During the last two decades, work by Kopeček and other laboratories have demonstrated the potential of poly[N-(2-hydroxypropyl)methacrylamide] (HPMA), a water-soluble, non-immunogenic, non-toxic polymeric platform, as a drug carrier [18]. For cancer, HPMA copolymers have shown great potential as a drug delivery system to enhance the delivery of chemotherapeutics to a variety of tumors through the enhanced permeability and retention (EPR) effect [19]. Although these copolymers exhibited remarkable advantages for drug delivery, the accumulation of this polymeric platform, as with many nanomedicines, in MPS-associated tissues (e.g., blood, liver and spleen) diminishes its potential as a diagnostic agent. Our laboratory has been focused on developing approaches to substantially improve the clearance of radiolabeled HPMA copolymers from MPS-associated, non-target tissues. Our efforts have focused on cathepsin S, a protease that is abundantly expressed in antigen presenting cells (APCs) such as monocytes and macrophages - the primary components of the MPS [20], [21]. Utilizing known peptidic substrates of cathepsin S, we have used these peptides to substantially enhance the clearance of radiolabeled HPMA copolymers from MPS-associated tissues, such as the blood, liver and spleen [22], [23].

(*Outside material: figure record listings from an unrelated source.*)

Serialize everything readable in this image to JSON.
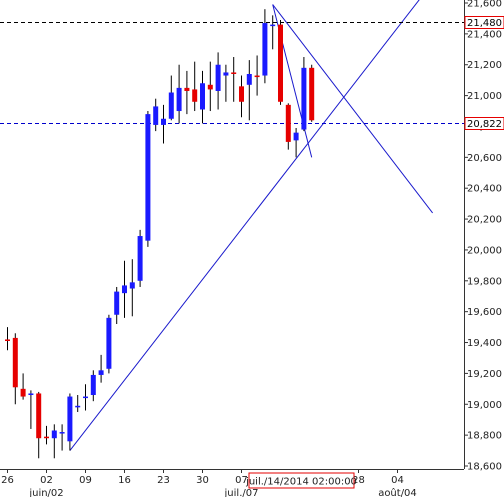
{
  "chart_data": {
    "type": "candlestick",
    "title": "",
    "xlabel": "",
    "ylabel": "",
    "ylim": [
      18600,
      21600
    ],
    "y_ticks": [
      18600,
      18800,
      19000,
      19200,
      19400,
      19600,
      19800,
      20000,
      20200,
      20400,
      20600,
      20800,
      21000,
      21200,
      21400,
      21600
    ],
    "y_tick_labels": [
      "18,600",
      "18,800",
      "19,000",
      "19,200",
      "19,400",
      "19,600",
      "19,800",
      "20,000",
      "20,200",
      "20,400",
      "20,600",
      "20,800",
      "21,000",
      "21,200",
      "21,400",
      "21,600"
    ],
    "x_ticks": [
      {
        "label": "26",
        "bar": 0
      },
      {
        "label": "02",
        "bar": 5
      },
      {
        "label": "09",
        "bar": 10
      },
      {
        "label": "16",
        "bar": 15
      },
      {
        "label": "23",
        "bar": 20
      },
      {
        "label": "30",
        "bar": 25
      },
      {
        "label": "07",
        "bar": 30
      },
      {
        "label": "28",
        "bar": 45
      },
      {
        "label": "04",
        "bar": 50
      }
    ],
    "x_sub_labels": [
      {
        "label": "juin/02",
        "bar": 5
      },
      {
        "label": "juil./07",
        "bar": 30
      },
      {
        "label": "août/04",
        "bar": 50
      }
    ],
    "crosshair_label": "juil./14/2014 02:00:00",
    "crosshair_bar": 35,
    "price_levels": [
      {
        "label": "21,480",
        "value": 21480,
        "style": "dashed",
        "color": "#000000"
      },
      {
        "label": "20,822",
        "value": 20822,
        "style": "dashed",
        "color": "#0000cc"
      }
    ],
    "trendlines": [
      {
        "from": {
          "bar": 8,
          "value": 18700
        },
        "to": {
          "bar": 54,
          "value": 21700
        }
      },
      {
        "from": {
          "bar": 34,
          "value": 21590
        },
        "to": {
          "bar": 54.5,
          "value": 20240
        }
      },
      {
        "from": {
          "bar": 34,
          "value": 21590
        },
        "to": {
          "bar": 39,
          "value": 20600
        }
      }
    ],
    "up_color": "#1a1aff",
    "down_color": "#e60000",
    "candles": [
      {
        "open": 19420,
        "high": 19500,
        "low": 19350,
        "close": 19410
      },
      {
        "open": 19430,
        "high": 19460,
        "low": 19000,
        "close": 19110
      },
      {
        "open": 19100,
        "high": 19200,
        "low": 19030,
        "close": 19050
      },
      {
        "open": 19060,
        "high": 19090,
        "low": 18840,
        "close": 19070
      },
      {
        "open": 19070,
        "high": 19080,
        "low": 18650,
        "close": 18780
      },
      {
        "open": 18790,
        "high": 18860,
        "low": 18740,
        "close": 18780
      },
      {
        "open": 18780,
        "high": 18870,
        "low": 18650,
        "close": 18830
      },
      {
        "open": 18820,
        "high": 18870,
        "low": 18700,
        "close": 18820
      },
      {
        "open": 18760,
        "high": 19070,
        "low": 18700,
        "close": 19050
      },
      {
        "open": 18980,
        "high": 19060,
        "low": 18950,
        "close": 18990
      },
      {
        "open": 19040,
        "high": 19130,
        "low": 18960,
        "close": 19050
      },
      {
        "open": 19060,
        "high": 19220,
        "low": 19020,
        "close": 19190
      },
      {
        "open": 19190,
        "high": 19320,
        "low": 19140,
        "close": 19220
      },
      {
        "open": 19230,
        "high": 19580,
        "low": 19200,
        "close": 19560
      },
      {
        "open": 19580,
        "high": 19760,
        "low": 19520,
        "close": 19730
      },
      {
        "open": 19720,
        "high": 19930,
        "low": 19560,
        "close": 19770
      },
      {
        "open": 19750,
        "high": 19940,
        "low": 19570,
        "close": 19790
      },
      {
        "open": 19800,
        "high": 20130,
        "low": 19760,
        "close": 20090
      },
      {
        "open": 20060,
        "high": 20900,
        "low": 20020,
        "close": 20880
      },
      {
        "open": 20810,
        "high": 20980,
        "low": 20770,
        "close": 20930
      },
      {
        "open": 20810,
        "high": 20940,
        "low": 20690,
        "close": 20850
      },
      {
        "open": 20850,
        "high": 21130,
        "low": 20840,
        "close": 21020
      },
      {
        "open": 20900,
        "high": 21200,
        "low": 20820,
        "close": 21050
      },
      {
        "open": 21050,
        "high": 21160,
        "low": 20880,
        "close": 21030
      },
      {
        "open": 21040,
        "high": 21220,
        "low": 20900,
        "close": 20960
      },
      {
        "open": 20910,
        "high": 21160,
        "low": 20820,
        "close": 21080
      },
      {
        "open": 21070,
        "high": 21220,
        "low": 20900,
        "close": 21040
      },
      {
        "open": 21030,
        "high": 21280,
        "low": 20910,
        "close": 21200
      },
      {
        "open": 21130,
        "high": 21200,
        "low": 20960,
        "close": 21150
      },
      {
        "open": 21150,
        "high": 21250,
        "low": 20960,
        "close": 21140
      },
      {
        "open": 21060,
        "high": 21130,
        "low": 20860,
        "close": 20960
      },
      {
        "open": 21070,
        "high": 21230,
        "low": 20840,
        "close": 21140
      },
      {
        "open": 21130,
        "high": 21260,
        "low": 21000,
        "close": 21120
      },
      {
        "open": 21130,
        "high": 21560,
        "low": 21080,
        "close": 21470
      },
      {
        "open": 21460,
        "high": 21520,
        "low": 21300,
        "close": 21460
      },
      {
        "open": 21460,
        "high": 21490,
        "low": 20940,
        "close": 20960
      },
      {
        "open": 20940,
        "high": 20950,
        "low": 20650,
        "close": 20700
      },
      {
        "open": 20710,
        "high": 20790,
        "low": 20600,
        "close": 20760
      },
      {
        "open": 20780,
        "high": 21250,
        "low": 20770,
        "close": 21180
      },
      {
        "open": 21180,
        "high": 21200,
        "low": 20830,
        "close": 20840
      }
    ]
  }
}
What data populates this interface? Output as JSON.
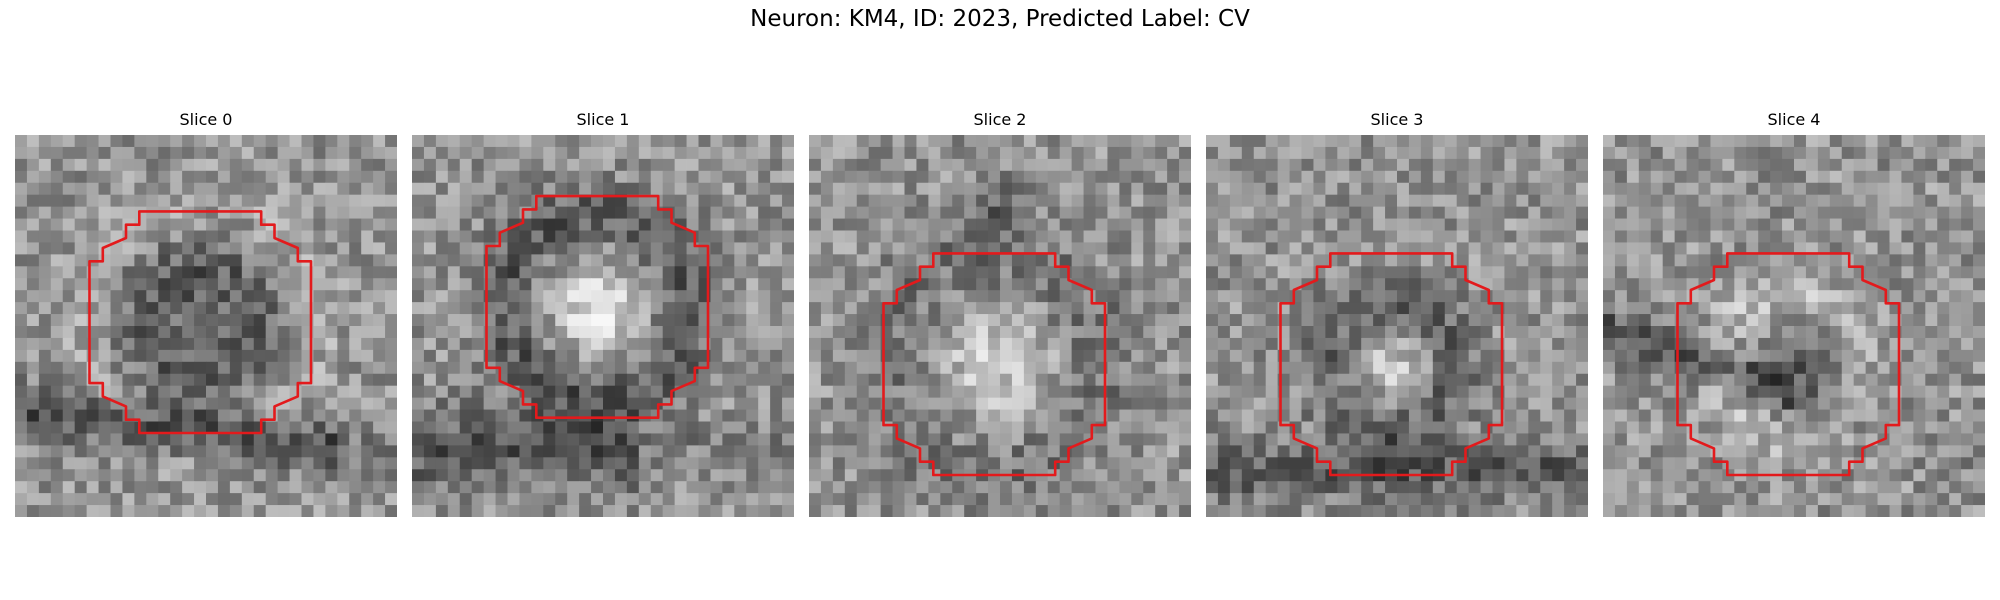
{
  "figure": {
    "title": "Neuron: KM4, ID: 2023, Predicted Label: CV"
  },
  "contour_color": "#e31a1c",
  "panels": [
    {
      "title": "Slice 0",
      "pattern": "dark-ring-upper",
      "center": [
        0.485,
        0.49
      ]
    },
    {
      "title": "Slice 1",
      "pattern": "bright-core",
      "center": [
        0.485,
        0.45
      ]
    },
    {
      "title": "Slice 2",
      "pattern": "bright-core-soft",
      "center": [
        0.485,
        0.6
      ]
    },
    {
      "title": "Slice 3",
      "pattern": "bright-core-dark-ring",
      "center": [
        0.485,
        0.6
      ]
    },
    {
      "title": "Slice 4",
      "pattern": "dark-core-bright-rim",
      "center": [
        0.485,
        0.6
      ]
    }
  ]
}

Inspired by the recent work on backbone biodegradable copolymers [24], [25], this manuscript investigates the incorporation of cathepsin S susceptible linkers into the HPMA backbone and its impact on the biological performance of these agents for PDAC imaging. We hypothesized that inclusion of the cathepsin S cleavable, peptidic linker would result in fragmentation of the HPMA copolymers and faster clearance of the copolymer fragments from phagocytic cells (e.g., monocytes and macrophages) and tissues associated with MPS uptake and retention. Furthermore, as a consequence of this fragmentation, the smaller copolymer blocks would be expected to clear more quickly from the body. To investigate, we designed two multi-block HMPA copolymer platforms, depicted in Fig. 1: MPs and FMPs. The MPs, which contains the chelation moiety, were radiolabeled with lutetium-177 (¹⁷⁷Lu) and evaluated using various in vitro and in vivo studies. Whereas, the FMPs, which are capable of Förster Resonance Energy Transfer (FRET), were utilized as a tool to investigate in vitro fragmentation kinetics of the biodegradable, multi-block HPMA copolymers. For both the MPs and FMPs, a known cathepsins S peptide substrate (PMGLP) was utilized as the linker as well as controls containing a scrambled peptide analogue and a non-cleavable polyethylene glycol (PEG). Herein, the syntheses, characterization, in vitro cleavage assays and cell trafficking studies for the MPs and FMPs are described. In addition, the biodistribution studies and SPECT/CT imaging results of the MPs in a PDAC mouse model are reported.